Ordinary category theory works with hom-sets: for any two objects, the collection of morphisms between them is a set. But many mathematical structures come with richer collections of maps—topological spaces with continuous maps form a topological space themselves, chain complexes with chain maps form a chain complex, and so on. The central insight of enriched category theory is to replace hom-sets with hom-objects taken from a suitable monoidal category V. This shift, initiated in the 1960s, transforms category theory into a flexible framework that can internalize the structure of the very categories it studies.
A V-category C consists of a collection of objects together with, for each pair of objects a,b, an object C(a,b) in a fixed monoidal category (V,⊗,I). Composition is not a function but a morphism in V: C(b,c)⊗C(a,b)→C(a,c). Identity is a morphism I→C(a,a). When V is the category of sets with Cartesian product, a V-category is exactly an ordinary locally small category. Enrichment thus generalizes ordinary category theory by allowing the hom-objects to carry additional structure—topological, algebraic, or homotopical—while preserving the categorical architecture.
The systematic development of enriched category theory began in the 1960s with the work of Samuel Eilenberg and Max Kelly, and later with Brian Day and others. The key challenge was to define not only V-categories but also the appropriate notion of functor and natural transformation that respects the enrichment. A V-functor F:C→D is an assignment on objects together with a family of morphisms in V: F{ab}:C(a,b)→D(Fa,Fb) that commutes with composition and identities. A V-natural transformation α:F⇒G is a family of morphisms αa:I→D(Fa,Ga) satisfying a V-enriched version of the usual naturality condition. These definitions, codified in Kelly's 1982 monograph Basic Concepts of Enriched Category Theory, provide a complete categorical language that works entirely within V.
Two technical innovations distinguish enriched category theory from a mere translation of ordinary concepts. The first is the theory of weighted limits and colimits. In ordinary category theory, limits are defined by cones; in the enriched setting, the shape of a diagram is not enough—one must also specify a weight, a V-functor W:D→V, that determines how the limit object is built from the hom-objects. Weighted limits generalize conical limits (which correspond to constant weight) and are essential for constructing enriched Yoneda embeddings, ends, and coends. They are the correct notion of limit for V-categories because they are preserved by V-functors and satisfy the enriched Yoneda lemma.
The second innovation is change of base. Given a monoidal functor F:V→W, one can transport enrichment from V to W: every V-category gives rise to a W-category by applying F to hom-objects. This allows mathematicians to move between different enriching contexts—for example, from simplicial sets to topological spaces—and to compare results across different enrichments. Change of base is a methodological tool that reveals the unity behind seemingly disparate enriched structures.
Enriched category theory provides one of the main models for higher category theory.

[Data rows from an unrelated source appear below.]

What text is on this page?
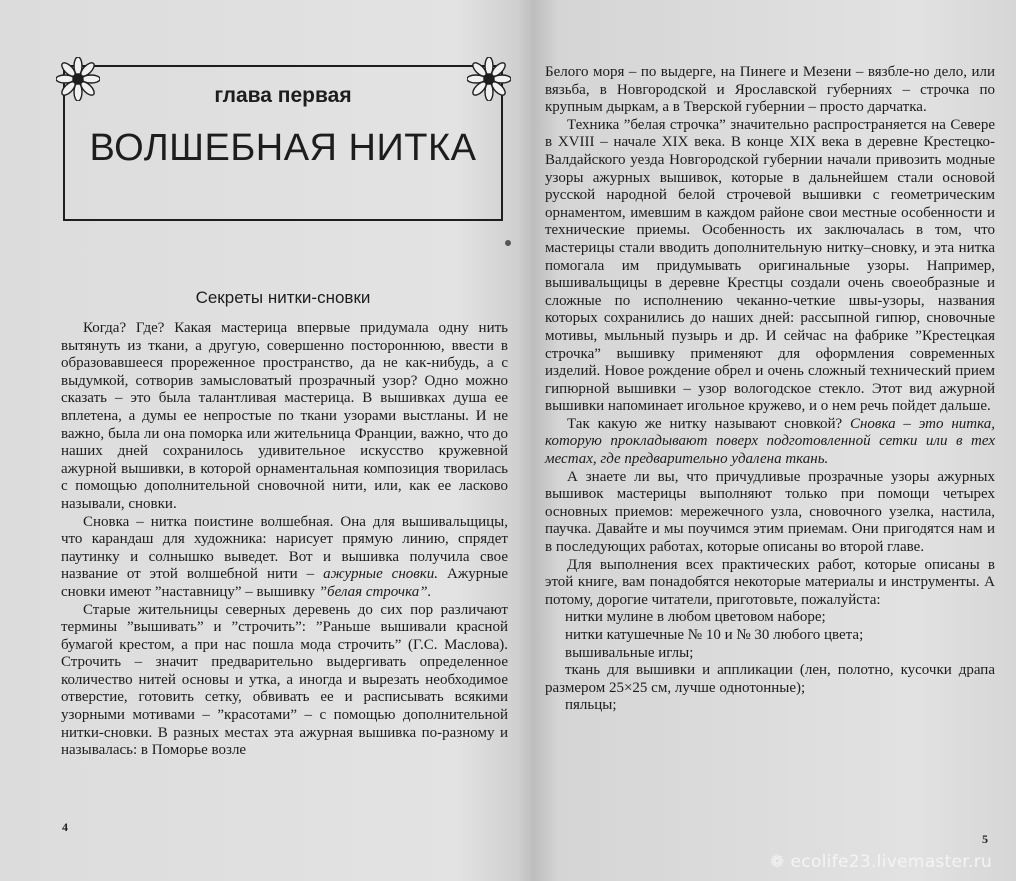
глава первая
ВОЛШЕБНАЯ НИТКА
Секреты нитки-сновки

Когда? Где? Какая мастерица впервые придумала одну нить вытянуть из ткани, а другую, совершенно постороннюю, ввести в образовавшееся прореженное пространство, да не как-нибудь, а с выдумкой, сотворив замысловатый прозрачный узор? Одно можно сказать – это была талантливая мастерица. В вышивках душа ее вплетена, а думы ее непростые по ткани узорами выстланы. И не важно, была ли она поморка или жительница Франции, важно, что до наших дней сохранилось удивительное искусство кружевной ажурной вышивки, в которой орнаментальная композиция творилась с помощью дополнительной сновочной нити, или, как ее ласково называли, сновки.

Сновка – нитка поистине волшебная. Она для вышивальщицы, что карандаш для художника: нарисует прямую линию, спрядет паутинку и солнышко выведет. Вот и вышивка получила свое название от этой волшебной нити – ажурные сновки. Ажурные сновки имеют ”наставницу” – вышивку ”белая строчка”.

Старые жительницы северных деревень до сих пор различают термины ”вышивать” и ”строчить”: ”Раньше вышивали красной бумагой крестом, а при нас пошла мода строчить” (Г.С. Маслова). Строчить – значит предварительно выдергивать определенное количество нитей основы и утка, а иногда и вырезать необходимое отверстие, готовить сетку, обвивать ее и расписывать всякими узорными мотивами – ”красотами” – с помощью дополнительной нитки-сновки. В разных местах эта ажурная вышивка по-разному и называлась: в Поморье возле

4

Белого моря – по выдерге, на Пинеге и Мезени – вязбле-но дело, или вязьба, в Новгородской и Ярославской губерниях – строчка по крупным дыркам, а в Тверской губернии – просто дарчатка.

Техника ”белая строчка” значительно распространяется на Севере в XVIII – начале XIX века. В конце XIX века в деревне Крестецко-Валдайского уезда Новгородской губернии начали привозить модные узоры ажурных вышивок, которые в дальнейшем стали основой русской народной белой строчевой вышивки с геометрическим орнаментом, имевшим в каждом районе свои местные особенности и технические приемы. Особенность их заключалась в том, что мастерицы стали вводить дополнительную нитку–сновку, и эта нитка помогала им придумывать оригинальные узоры. Например, вышивальщицы в деревне Крестцы создали очень своеобразные и сложные по исполнению чеканно-четкие швы-узоры, названия которых сохранились до наших дней: рассыпной гипюр, сновочные мотивы, мыльный пузырь и др. И сейчас на фабрике ”Крестецкая строчка” вышивку применяют для оформления современных изделий. Новое рождение обрел и очень сложный технический прием гипюрной вышивки – узор вологодское стекло. Этот вид ажурной вышивки напоминает игольное кружево, и о нем речь пойдет дальше.

Так какую же нитку называют сновкой? Сновка – это нитка, которую прокладывают поверх подготовленной сетки или в тех местах, где предварительно удалена ткань.

А знаете ли вы, что причудливые прозрачные узоры ажурных вышивок мастерицы выполняют только при помощи четырех основных приемов: мережечного узла, сновочного узелка, настила, паучка. Давайте и мы поучимся этим приемам. Они пригодятся нам и в последующих работах, которые описаны во второй главе.

Для выполнения всех практических работ, которые описаны в этой книге, вам понадобятся некоторые материалы и инструменты. А потому, дорогие читатели, приготовьте, пожалуйста:

нитки мулине в любом цветовом наборе;

нитки катушечные № 10 и № 30 любого цвета;

вышивальные иглы;

ткань для вышивки и аппликации (лен, полотно, кусочки драпа размером 25×25 см, лучше однотонные);

пяльцы;

5
❁ ecolife23.livemaster.ru
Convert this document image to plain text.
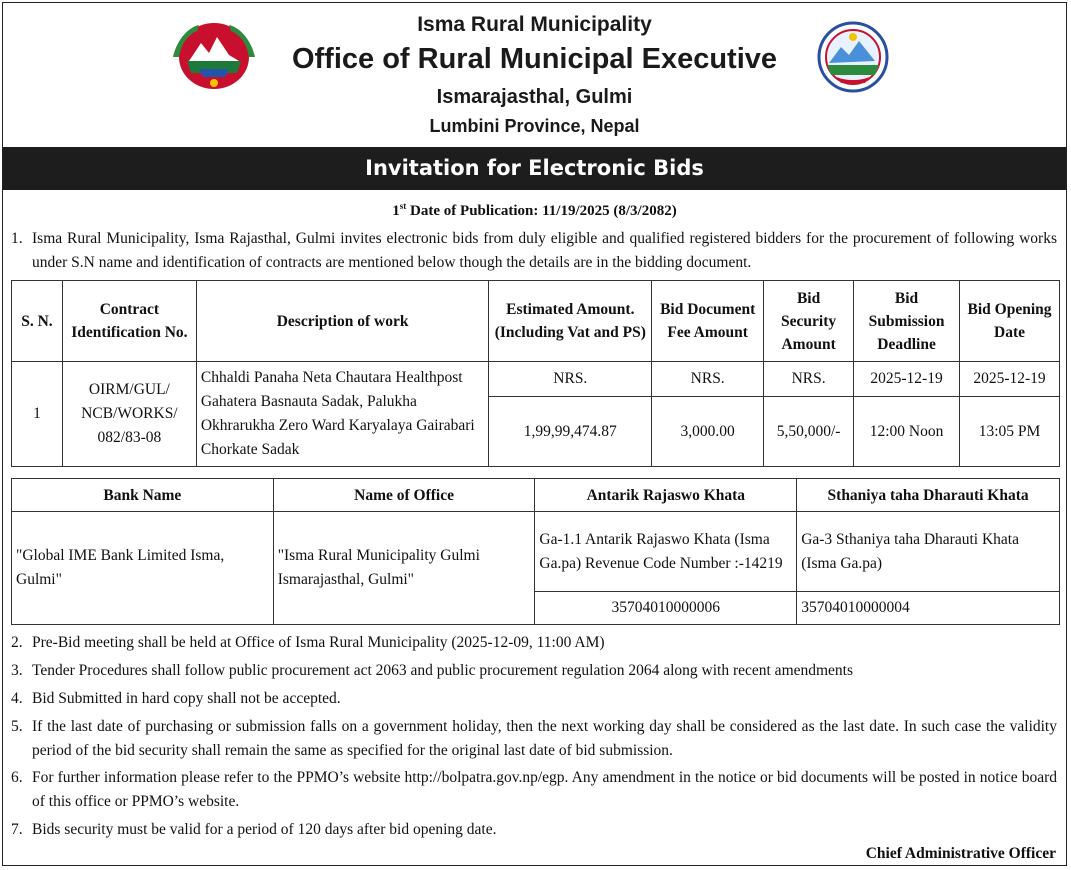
Isma Rural Municipality
Office of Rural Municipal Executive
Ismarajasthal, Gulmi
Lumbini Province, Nepal
Invitation for Electronic Bids
1st Date of Publication: 11/19/2025 (8/3/2082)
1. Isma Rural Municipality, Isma Rajasthal, Gulmi invites electronic bids from duly eligible and qualified registered bidders for the procurement of following works under S.N name and identification of contracts are mentioned below though the details are in the bidding document.
S. N.	Contract Identification No.	Description of work	Estimated Amount. (Including Vat and PS)	Bid Document Fee Amount	Bid Security Amount	Bid Submission Deadline	Bid Opening Date
1	OIRM/GUL/ NCB/WORKS/ 082/83-08	Chhaldi Panaha Neta Chautara Healthpost Gahatera Basnauta Sadak, Palukha Okhrarukha Zero Ward Karyalaya Gairabari Chorkate Sadak	NRS.	NRS.	NRS.	2025-12-19	2025-12-19
			1,99,99,474.87	3,000.00	5,50,000/-	12:00 Noon	13:05 PM
Bank Name	Name of Office	Antarik Rajaswo Khata	Sthaniya taha Dharauti Khata
"Global IME Bank Limited Isma, Gulmi"	"Isma Rural Municipality Gulmi Ismarajasthal, Gulmi"	Ga-1.1 Antarik Rajaswo Khata (Isma Ga.pa) Revenue Code Number :-14219	Ga-3 Sthaniya taha Dharauti Khata (Isma Ga.pa)
		35704010000006	35704010000004
2. Pre-Bid meeting shall be held at Office of Isma Rural Municipality (2025-12-09, 11:00 AM)
3. Tender Procedures shall follow public procurement act 2063 and public procurement regulation 2064 along with recent amendments
4. Bid Submitted in hard copy shall not be accepted.
5. If the last date of purchasing or submission falls on a government holiday, then the next working day shall be considered as the last date. In such case the validity period of the bid security shall remain the same as specified for the original last date of bid submission.
6. For further information please refer to the PPMO’s website http://bolpatra.gov.np/egp. Any amendment in the notice or bid documents will be posted in notice board of this office or PPMO’s website.
7. Bids security must be valid for a period of 120 days after bid opening date.
Chief Administrative Officer
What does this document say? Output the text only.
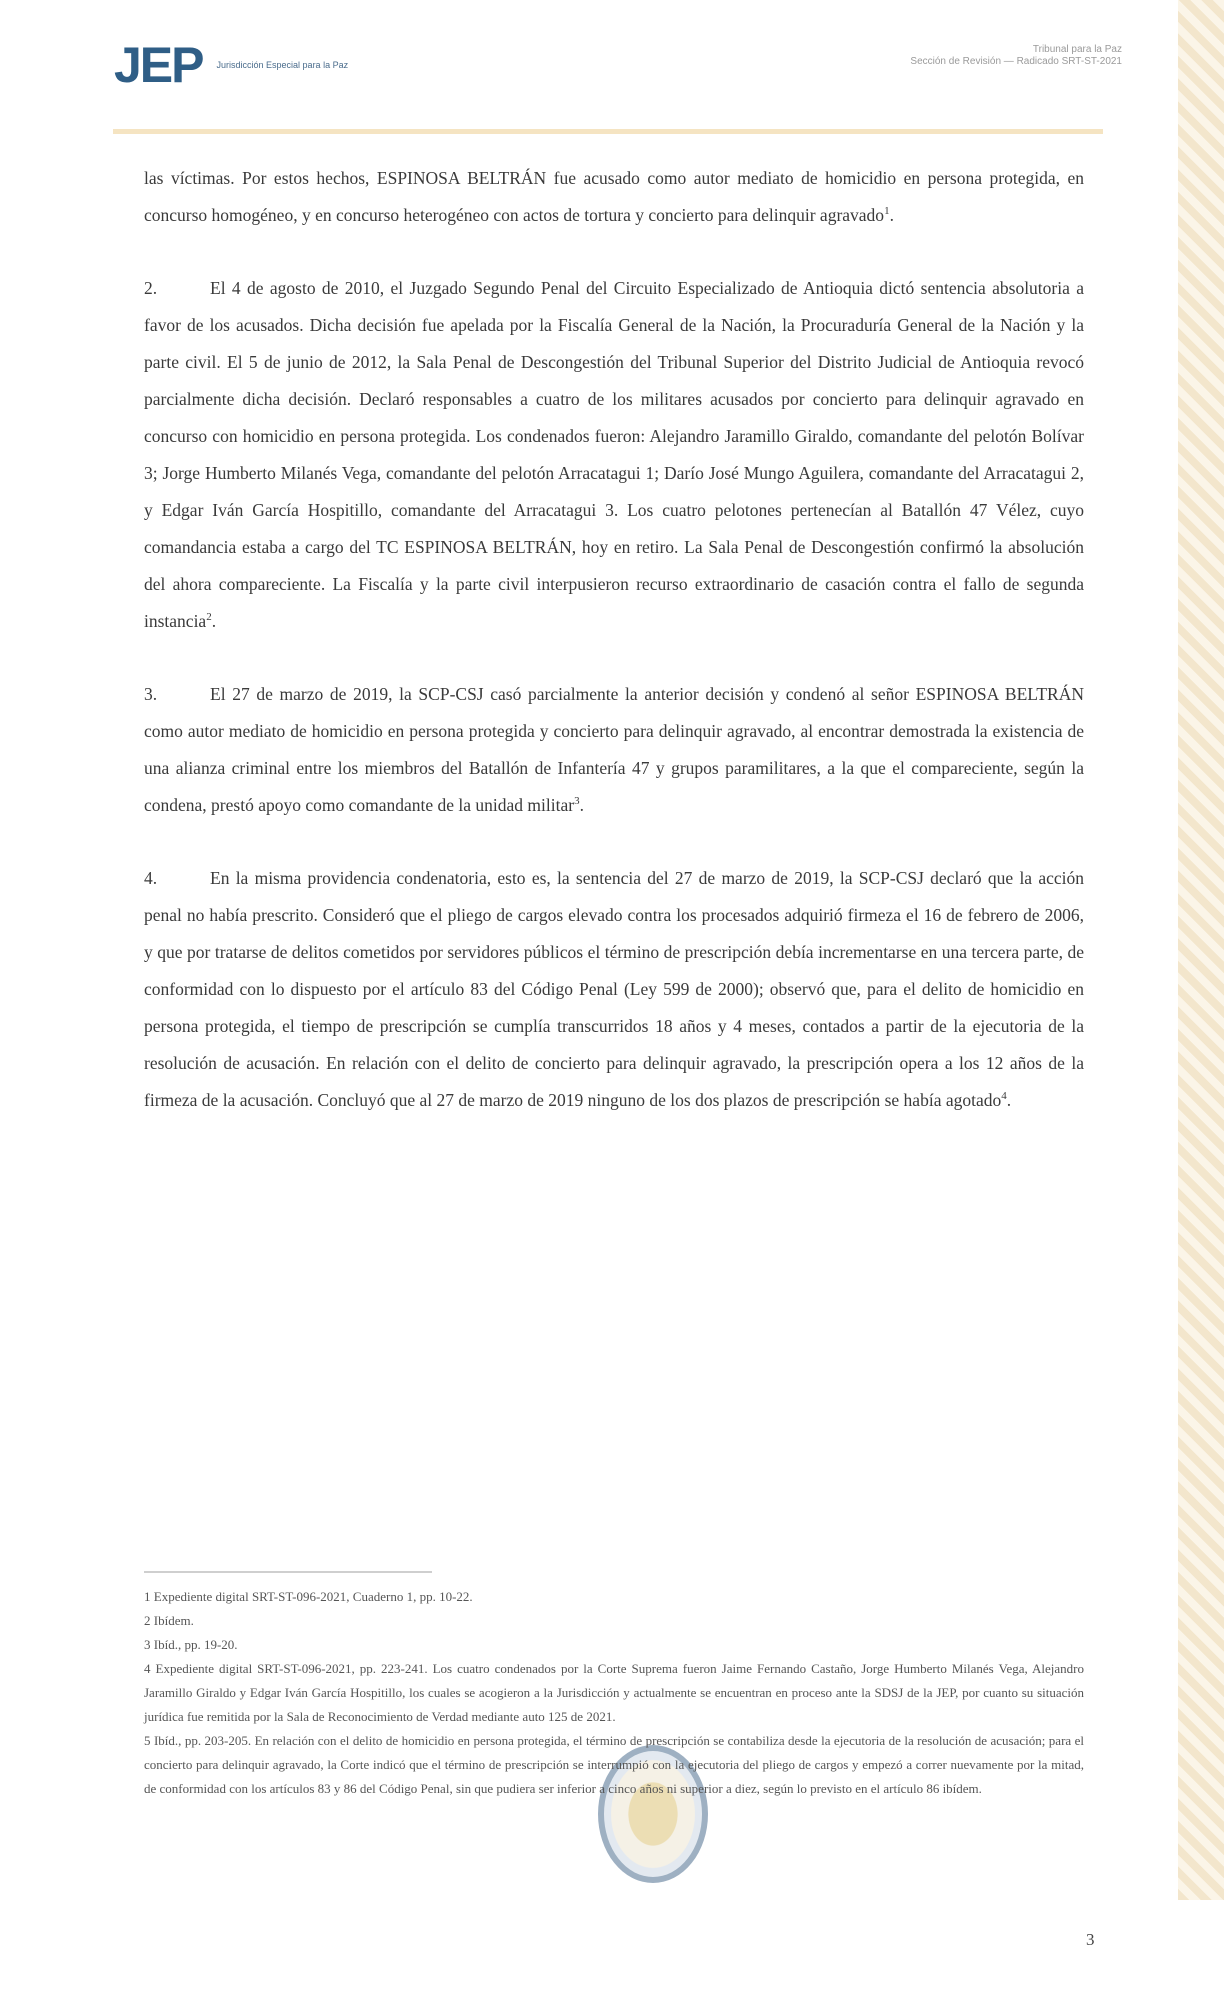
JEP Jurisdicción Especial para la Paz
Tribunal para la Paz
Sección de Revisión — Radicado SRT-ST-2021

las víctimas. Por estos hechos, ESPINOSA BELTRÁN fue acusado como autor mediato de homicidio en persona protegida, en concurso homogéneo, y en concurso heterogéneo con actos de tortura y concierto para delinquir agravado$^1$.

2.	El 4 de agosto de 2010, el Juzgado Segundo Penal del Circuito Especializado de Antioquia dictó sentencia absolutoria a favor de los acusados. Dicha decisión fue apelada por la Fiscalía General de la Nación, la Procuraduría General de la Nación y la parte civil. El 5 de junio de 2012, la Sala Penal de Descongestión del Tribunal Superior del Distrito Judicial de Antioquia revocó parcialmente dicha decisión. Declaró responsables a cuatro de los militares acusados por concierto para delinquir agravado en concurso con homicidio en persona protegida. Los condenados fueron: Alejandro Jaramillo Giraldo, comandante del pelotón Bolívar 3; Jorge Humberto Milanés Vega, comandante del pelotón Arracatagui 1; Darío José Mungo Aguilera, comandante del Arracatagui 2, y Edgar Iván García Hospitillo, comandante del Arracatagui 3. Los cuatro pelotones pertenecían al Batallón 47 Vélez, cuyo comandancia estaba a cargo del TC ESPINOSA BELTRÁN, hoy en retiro. La Sala Penal de Descongestión confirmó la absolución del ahora compareciente. La Fiscalía y la parte civil interpusieron recurso extraordinario de casación contra el fallo de segunda instancia$^2$.

3.	El 27 de marzo de 2019, la SCP-CSJ casó parcialmente la anterior decisión y condenó al señor ESPINOSA BELTRÁN como autor mediato de homicidio en persona protegida y concierto para delinquir agravado, al encontrar demostrada la existencia de una alianza criminal entre los miembros del Batallón de Infantería 47 y grupos paramilitares, a la que el compareciente, según la condena, prestó apoyo como comandante de la unidad militar$^3$.

4.	En la misma providencia condenatoria, esto es, la sentencia del 27 de marzo de 2019, la SCP-CSJ declaró que la acción penal no había prescrito. Consideró que el pliego de cargos elevado contra los procesados adquirió firmeza el 16 de febrero de 2006, y que por tratarse de delitos cometidos por servidores públicos el término de prescripción debía incrementarse en una tercera parte, de conformidad con lo dispuesto por el artículo 83 del Código Penal (Ley 599 de 2000); observó que, para el delito de homicidio en persona protegida, el tiempo de prescripción se cumplía transcurridos 18 años y 4 meses, contados a partir de la ejecutoria de la resolución de acusación. En relación con el delito de concierto para delinquir agravado, la prescripción opera a los 12 años de la firmeza de la acusación. Concluyó que al 27 de marzo de 2019 ninguno de los dos plazos de prescripción se había agotado$^4$.

1 Expediente digital SRT-ST-096-2021, Cuaderno 1, pp. 10-22.
2 Ibídem.
3 Ibíd., pp. 19-20.
4 Expediente digital SRT-ST-096-2021, pp. 223-241. Los cuatro condenados por la Corte Suprema fueron Jaime Fernando Castaño, Jorge Humberto Milanés Vega, Alejandro Jaramillo Giraldo y Edgar Iván García Hospitillo, los cuales se acogieron a la Jurisdicción y actualmente se encuentran en proceso ante la SDSJ de la JEP, por cuanto su situación jurídica fue remitida por la Sala de Reconocimiento de Verdad mediante auto 125 de 2021.
5 Ibíd., pp. 203-205. En relación con el delito de homicidio en persona protegida, el término de prescripción se contabiliza desde la ejecutoria de la resolución de acusación; para el concierto para delinquir agravado, la Corte indicó que el término de prescripción se interrumpió con la ejecutoria del pliego de cargos y empezó a correr nuevamente por la mitad, de conformidad con los artículos 83 y 86 del Código Penal, sin que pudiera ser inferior a cinco años ni superior a diez, según lo previsto en el artículo 86 ibídem.
3
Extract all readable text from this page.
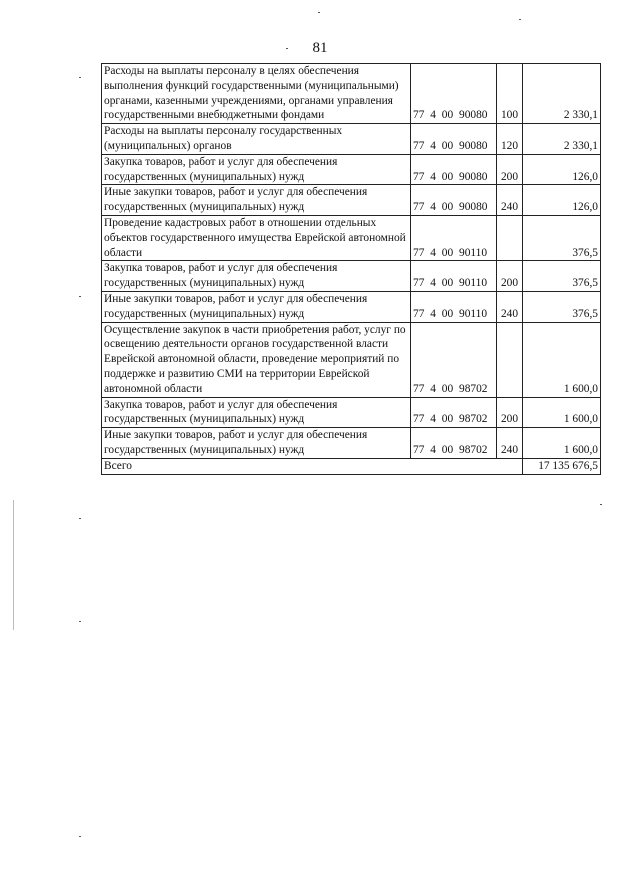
81
Расходы на выплаты персоналу в целях обеспечения выполнения функций государственными (муниципальными) органами, казенными учреждениями, органами управления государственными внебюджетными фондами	77 4 00 90080	100	2 330,1
Расходы на выплаты персоналу государственных (муниципальных) органов	77 4 00 90080	120	2 330,1
Закупка товаров, работ и услуг для обеспечения государственных (муниципальных) нужд	77 4 00 90080	200	126,0
Иные закупки товаров, работ и услуг для обеспечения государственных (муниципальных) нужд	77 4 00 90080	240	126,0
Проведение кадастровых работ в отношении отдельных объектов государственного имущества Еврейской автономной области	77 4 00 90110		376,5
Закупка товаров, работ и услуг для обеспечения государственных (муниципальных) нужд	77 4 00 90110	200	376,5
Иные закупки товаров, работ и услуг для обеспечения государственных (муниципальных) нужд	77 4 00 90110	240	376,5
Осуществление закупок в части приобретения работ, услуг по освещению деятельности органов государственной власти Еврейской автономной области, проведение мероприятий по поддержке и развитию СМИ на территории Еврейской автономной области	77 4 00 98702		1 600,0
Закупка товаров, работ и услуг для обеспечения государственных (муниципальных) нужд	77 4 00 98702	200	1 600,0
Иные закупки товаров, работ и услуг для обеспечения государственных (муниципальных) нужд	77 4 00 98702	240	1 600,0
Всего			17 135 676,5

A simplicially enriched category (a category enriched over simplicial sets) is a strict model for (∞,1)-categories, where the hom-simplicial sets encode higher-dimensional morphisms. Similarly, dg-categories (enriched over chain complexes) model linear (∞,1)-categories. These strict models coexist with weak models such as quasicategories (which are simplicial sets satisfying the horn-filling condition). The relationship is complementary: enrichment gives a strict, algebraic framework that is easier to work with computationally, while quasicategories offer a more flexible, homotopy-coherent approach. The tension between strict and weak models is a central theme in contemporary higher category theory, and enriched category theory remains a vital tool for constructing and analyzing strict higher structures.
Today, enriched category theory continues to expand. Enriched ∞-categories, which combine enrichment with the language of ∞-categories, are an active area of research: one enriches over an ∞-category with a monoidal structure, yielding a framework that unifies classical enrichment with homotopy theory. Enriched monads and enriched algebraic theories extend the reach of categorical logic, allowing the study of theories in enriched contexts (e.g., linear logic via enrichment over the category of vector spaces). There is ongoing debate about the 'correct' model for enriched higher categories: should one use complete Segal spaces, quasicategories, or simplicial categories? Each has advantages, and the field is pluralistic. What the leading approaches agree on is that enrichment over a monoidal (∞,1)-category is the right starting point; they disagree on how to handle coherence and composition in the weak setting. Enriched category theory, born from the simple idea of replacing hom-sets with structured hom-objects, now underpins much of modern categorical mathematics, from homotopy theory to quantum algebra.